There is plenty in America that Miller wants to halt or outright abolish: misogynistic rap lyrics and the generally smutty popular culture they have come to symbolize, abortion, “activist judges,” the IRS, the U.N., the 17th Amendment (which allows for the direct election of Senators) and the secularization of the Christmas holiday season, to name just a sample.

“I’m thinking about picking up my hammer next Christmas and joining the ‘God Squad’ in Chicago,” Miller writes of the group that each year builds a nativity in Daley Plaza. “These good and brave people simply refused to be intimidated by the ACLU and the American Atheists.”

One American blemish Miller doesn’t want to dwell on is the abuse of Iraqi prisoners of war at the Abu Ghraib prison. Miller, who has questioned the degree of outcry over the abuse on the Senate floor, chalks up “the sadistic sex games and torture” that occurred there to “the unbelievable stupidity of a few American soldiers.” In his opinion, the prison scandal is further proof “that there are certain kinds of military missions [where] male and female soldiers should not serve together.”

“There is room only for 100 percent Americanism,” he notes earlier in the chapter.

Still, Miller does find some bright spots in his generally dyspeptic survey of the nation’s political and social culture.

President Bush’s 2004 re-election, for instance, reaffirmed “America’s faith in freedom” and in Miller’s view it was no less momentous than the re-elections of Abraham Lincoln in 1864 and Franklin Roosevelt in 1944, and Ronald Reagan’s election in 1980. Miller and his wife, Shirley, toasted Bush’s victory in “the most important [election] in my lifetime” with cans of Ensure (Zell, naturally, had chocolate; Shirley, vanilla) then attempted (unsuccessfully) to sleep.

Looking ahead, the former Georgia governor warns of the potential threat “the Hillary of 2008” poses to the Republican Party’s continued lock on the White House.

He recounts an encounter with Sen. Hillary Rodham Clinton in an elevator, which occurred shortly after Miller declared on the Senate floor that the nation “is rapidly dividing itself into wimps and warriors.”

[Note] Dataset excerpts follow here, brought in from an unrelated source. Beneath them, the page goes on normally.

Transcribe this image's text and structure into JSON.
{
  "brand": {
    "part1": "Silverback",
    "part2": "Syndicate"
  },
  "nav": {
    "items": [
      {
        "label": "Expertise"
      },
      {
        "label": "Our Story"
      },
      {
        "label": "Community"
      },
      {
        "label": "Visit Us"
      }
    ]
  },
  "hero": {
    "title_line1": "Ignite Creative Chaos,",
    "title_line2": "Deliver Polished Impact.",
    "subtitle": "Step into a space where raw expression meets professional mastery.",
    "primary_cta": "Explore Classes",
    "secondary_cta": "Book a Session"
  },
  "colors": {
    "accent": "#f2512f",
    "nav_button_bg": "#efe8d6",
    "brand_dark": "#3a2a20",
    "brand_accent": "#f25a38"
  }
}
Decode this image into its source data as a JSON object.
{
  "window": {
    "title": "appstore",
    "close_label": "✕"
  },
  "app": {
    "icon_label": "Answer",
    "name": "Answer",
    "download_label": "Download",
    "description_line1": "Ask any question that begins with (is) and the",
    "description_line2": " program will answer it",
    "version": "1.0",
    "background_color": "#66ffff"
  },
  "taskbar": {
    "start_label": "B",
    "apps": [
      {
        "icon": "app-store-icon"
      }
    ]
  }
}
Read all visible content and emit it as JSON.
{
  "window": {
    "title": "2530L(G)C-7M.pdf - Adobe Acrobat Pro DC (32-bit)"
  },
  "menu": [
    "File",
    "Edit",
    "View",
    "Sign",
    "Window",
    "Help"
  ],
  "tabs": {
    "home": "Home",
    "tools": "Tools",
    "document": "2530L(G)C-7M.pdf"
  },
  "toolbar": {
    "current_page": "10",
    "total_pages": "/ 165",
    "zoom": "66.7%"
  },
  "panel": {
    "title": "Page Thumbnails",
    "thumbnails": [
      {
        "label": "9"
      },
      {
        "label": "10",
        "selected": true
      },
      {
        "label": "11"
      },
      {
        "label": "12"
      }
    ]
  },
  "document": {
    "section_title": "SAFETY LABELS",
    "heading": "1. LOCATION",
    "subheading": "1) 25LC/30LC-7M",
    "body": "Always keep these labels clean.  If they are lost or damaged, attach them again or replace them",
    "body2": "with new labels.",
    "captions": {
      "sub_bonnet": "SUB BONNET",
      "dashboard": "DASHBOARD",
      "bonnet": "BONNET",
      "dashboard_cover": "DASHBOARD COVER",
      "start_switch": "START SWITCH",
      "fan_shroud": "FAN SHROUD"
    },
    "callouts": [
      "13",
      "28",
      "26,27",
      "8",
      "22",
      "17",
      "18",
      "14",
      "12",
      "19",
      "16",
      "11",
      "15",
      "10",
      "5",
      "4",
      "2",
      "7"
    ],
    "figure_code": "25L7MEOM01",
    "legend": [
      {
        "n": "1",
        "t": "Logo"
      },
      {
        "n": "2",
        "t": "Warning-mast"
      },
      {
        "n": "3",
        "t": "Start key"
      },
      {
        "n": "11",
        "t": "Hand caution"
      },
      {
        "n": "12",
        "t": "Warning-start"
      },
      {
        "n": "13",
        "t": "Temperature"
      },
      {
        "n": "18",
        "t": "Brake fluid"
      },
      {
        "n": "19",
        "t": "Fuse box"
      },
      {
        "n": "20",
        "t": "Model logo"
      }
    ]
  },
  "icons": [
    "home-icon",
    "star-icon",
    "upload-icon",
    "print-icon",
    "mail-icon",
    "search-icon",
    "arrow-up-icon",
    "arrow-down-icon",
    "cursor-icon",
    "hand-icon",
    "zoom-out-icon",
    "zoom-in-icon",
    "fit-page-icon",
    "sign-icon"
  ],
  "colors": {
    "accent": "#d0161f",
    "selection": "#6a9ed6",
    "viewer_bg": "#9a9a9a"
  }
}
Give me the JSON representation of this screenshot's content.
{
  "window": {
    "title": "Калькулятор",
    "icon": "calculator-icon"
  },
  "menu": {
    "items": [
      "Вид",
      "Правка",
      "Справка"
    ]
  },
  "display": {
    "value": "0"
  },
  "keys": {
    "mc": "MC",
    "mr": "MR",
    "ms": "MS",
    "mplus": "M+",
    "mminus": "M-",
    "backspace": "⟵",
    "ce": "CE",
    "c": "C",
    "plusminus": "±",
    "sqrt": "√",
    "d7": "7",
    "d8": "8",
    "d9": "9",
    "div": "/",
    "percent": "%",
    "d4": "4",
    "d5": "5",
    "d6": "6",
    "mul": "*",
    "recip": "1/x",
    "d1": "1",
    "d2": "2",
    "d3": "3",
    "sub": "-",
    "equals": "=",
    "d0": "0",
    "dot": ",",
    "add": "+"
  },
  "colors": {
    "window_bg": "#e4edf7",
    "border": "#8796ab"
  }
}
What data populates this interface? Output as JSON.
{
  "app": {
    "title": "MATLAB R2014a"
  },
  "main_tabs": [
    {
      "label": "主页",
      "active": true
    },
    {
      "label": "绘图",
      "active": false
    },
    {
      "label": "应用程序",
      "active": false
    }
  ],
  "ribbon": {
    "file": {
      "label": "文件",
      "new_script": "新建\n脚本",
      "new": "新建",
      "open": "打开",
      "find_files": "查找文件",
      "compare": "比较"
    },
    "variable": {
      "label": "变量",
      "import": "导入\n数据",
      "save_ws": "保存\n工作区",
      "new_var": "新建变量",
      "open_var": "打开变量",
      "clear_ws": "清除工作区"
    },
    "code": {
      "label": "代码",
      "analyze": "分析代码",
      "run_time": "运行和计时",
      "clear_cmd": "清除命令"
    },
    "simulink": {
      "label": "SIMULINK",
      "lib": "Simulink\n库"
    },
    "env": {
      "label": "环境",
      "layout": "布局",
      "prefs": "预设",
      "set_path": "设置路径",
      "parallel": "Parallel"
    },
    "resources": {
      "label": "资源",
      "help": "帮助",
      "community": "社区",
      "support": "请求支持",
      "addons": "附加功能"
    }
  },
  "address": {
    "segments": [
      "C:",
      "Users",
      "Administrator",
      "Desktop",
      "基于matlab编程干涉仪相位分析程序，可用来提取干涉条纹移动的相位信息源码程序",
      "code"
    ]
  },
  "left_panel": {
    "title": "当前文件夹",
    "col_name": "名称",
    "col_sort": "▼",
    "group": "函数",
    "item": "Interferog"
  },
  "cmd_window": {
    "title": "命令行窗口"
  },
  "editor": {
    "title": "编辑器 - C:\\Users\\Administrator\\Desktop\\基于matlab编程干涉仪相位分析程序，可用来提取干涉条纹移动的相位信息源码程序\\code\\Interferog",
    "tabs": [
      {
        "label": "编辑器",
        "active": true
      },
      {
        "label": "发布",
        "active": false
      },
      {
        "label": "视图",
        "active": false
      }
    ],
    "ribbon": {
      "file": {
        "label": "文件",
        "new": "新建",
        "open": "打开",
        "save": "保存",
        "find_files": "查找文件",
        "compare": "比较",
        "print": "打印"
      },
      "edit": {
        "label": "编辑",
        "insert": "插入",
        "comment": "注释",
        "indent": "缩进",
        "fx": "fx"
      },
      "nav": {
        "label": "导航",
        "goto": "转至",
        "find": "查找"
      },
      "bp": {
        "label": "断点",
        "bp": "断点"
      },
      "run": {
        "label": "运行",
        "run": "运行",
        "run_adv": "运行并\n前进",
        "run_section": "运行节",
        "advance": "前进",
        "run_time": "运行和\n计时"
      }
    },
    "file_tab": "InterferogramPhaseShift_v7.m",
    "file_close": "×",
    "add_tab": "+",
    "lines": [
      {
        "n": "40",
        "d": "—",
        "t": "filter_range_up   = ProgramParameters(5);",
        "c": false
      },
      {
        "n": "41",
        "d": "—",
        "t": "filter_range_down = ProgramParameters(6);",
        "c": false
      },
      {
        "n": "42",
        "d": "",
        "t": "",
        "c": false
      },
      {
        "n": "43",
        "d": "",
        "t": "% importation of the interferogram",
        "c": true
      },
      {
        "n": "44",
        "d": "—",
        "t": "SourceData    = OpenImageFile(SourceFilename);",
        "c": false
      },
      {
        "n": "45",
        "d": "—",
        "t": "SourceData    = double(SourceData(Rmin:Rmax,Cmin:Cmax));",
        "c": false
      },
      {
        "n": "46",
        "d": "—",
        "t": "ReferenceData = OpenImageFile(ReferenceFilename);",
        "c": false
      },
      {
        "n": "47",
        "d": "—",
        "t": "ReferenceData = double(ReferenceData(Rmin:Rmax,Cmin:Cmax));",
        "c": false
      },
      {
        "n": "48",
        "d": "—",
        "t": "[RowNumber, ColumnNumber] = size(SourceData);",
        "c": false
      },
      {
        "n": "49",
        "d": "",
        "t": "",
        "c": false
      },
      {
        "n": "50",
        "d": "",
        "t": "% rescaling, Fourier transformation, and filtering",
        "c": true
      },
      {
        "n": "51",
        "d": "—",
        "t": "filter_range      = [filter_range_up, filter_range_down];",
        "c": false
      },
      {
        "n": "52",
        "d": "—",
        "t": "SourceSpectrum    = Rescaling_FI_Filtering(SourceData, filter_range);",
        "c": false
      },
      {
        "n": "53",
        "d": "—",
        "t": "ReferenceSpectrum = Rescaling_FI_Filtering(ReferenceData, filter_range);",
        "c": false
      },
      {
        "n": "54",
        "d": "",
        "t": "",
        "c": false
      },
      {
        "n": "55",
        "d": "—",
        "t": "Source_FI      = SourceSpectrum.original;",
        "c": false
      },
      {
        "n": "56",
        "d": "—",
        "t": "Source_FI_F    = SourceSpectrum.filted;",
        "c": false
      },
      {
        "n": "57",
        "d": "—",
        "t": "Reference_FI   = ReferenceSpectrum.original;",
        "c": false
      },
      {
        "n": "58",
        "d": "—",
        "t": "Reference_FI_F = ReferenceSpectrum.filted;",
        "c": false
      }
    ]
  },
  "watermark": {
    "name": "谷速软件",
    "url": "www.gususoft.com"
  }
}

According to Miller’s account in the book, the New York Democrat asked him: “Am I a wimp or a warrior?”

“You’re a warrior,” he assured her.

“She’s a force to be reckoned with,” added Miller, who said he still holds out hope the Democratic Party will return to its inclusive roots.

As for the Republican presidential field, Miller “like[s] them all,” though that doesn’t mean he’ll be campaigning for any of the GOP hopefuls.

“I’m not sure I’m even going to be alive in 2006,” he said matter-of-factly. “I’m past my three score and ten by about three years already.”